NanoGPT Speedrun: Fast GPT-2 Training | Generated by AI
This is the NanoGPT Speedrun repo — a collaborative optimization challenge to train GPT-2 as fast as possible on 8x H100 GPUs. The goal: reach 3.28 cross-entropy loss on FineWeb validation. The current record is under 90 seconds (down from 45 minutes for the original baseline).
Key contents:
train_gpt.py— Main training script for GPT-2 Small (~124M params).

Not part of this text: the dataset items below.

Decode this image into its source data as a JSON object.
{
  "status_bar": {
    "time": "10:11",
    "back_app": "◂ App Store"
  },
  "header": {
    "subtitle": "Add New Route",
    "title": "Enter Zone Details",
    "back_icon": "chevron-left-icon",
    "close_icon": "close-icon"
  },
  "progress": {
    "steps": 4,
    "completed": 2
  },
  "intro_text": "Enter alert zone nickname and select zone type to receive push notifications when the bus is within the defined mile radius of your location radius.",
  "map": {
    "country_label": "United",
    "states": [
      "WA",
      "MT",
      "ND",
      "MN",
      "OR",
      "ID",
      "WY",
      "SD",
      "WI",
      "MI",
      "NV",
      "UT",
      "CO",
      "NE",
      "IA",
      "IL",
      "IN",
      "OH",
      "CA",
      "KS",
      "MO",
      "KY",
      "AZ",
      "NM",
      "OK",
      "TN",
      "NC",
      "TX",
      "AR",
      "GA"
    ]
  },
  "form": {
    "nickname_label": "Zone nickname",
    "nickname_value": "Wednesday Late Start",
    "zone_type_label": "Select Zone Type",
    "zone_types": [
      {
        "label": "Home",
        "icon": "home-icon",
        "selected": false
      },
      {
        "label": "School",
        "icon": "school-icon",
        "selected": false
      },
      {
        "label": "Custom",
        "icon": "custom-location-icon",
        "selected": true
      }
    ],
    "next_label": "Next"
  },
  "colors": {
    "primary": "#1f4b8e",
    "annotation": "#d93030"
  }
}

Contains the model definition, custom optimizers (Muon + Adam hybrid), and the full training loop.train_gpt_medium.py— Same idea but for GPT-2 Medium (~350M params).triton_kernels.py— Custom Triton GPU kernels for efficient matrix ops, fused ReLU², and softcapped cross-entropy.data/— Scripts to download/preprocess the FineWeb dataset (10B or 100B token versions), tokenized with GPT-2’s tokenizer.evals/hellaswag.py— HellaSwag evaluation benchmark.records/— 89 experiment records for the Small track and 18 for Medium, documenting the progression of optimizations over time (June 2024 → March 2026).run.sh— Launcher usingtorchrunwith 8 processes.
The optimizations are extensive: rotary embeddings, QK-Norm, ReLU² activations, FP8 matmul, Flash Attention 3 with sliding window, skip connections, sparse attention gates, bigram hash embeddings, batch size/sequence length scheduling, and more. Each records/ entry documents what changed and the resulting speedup.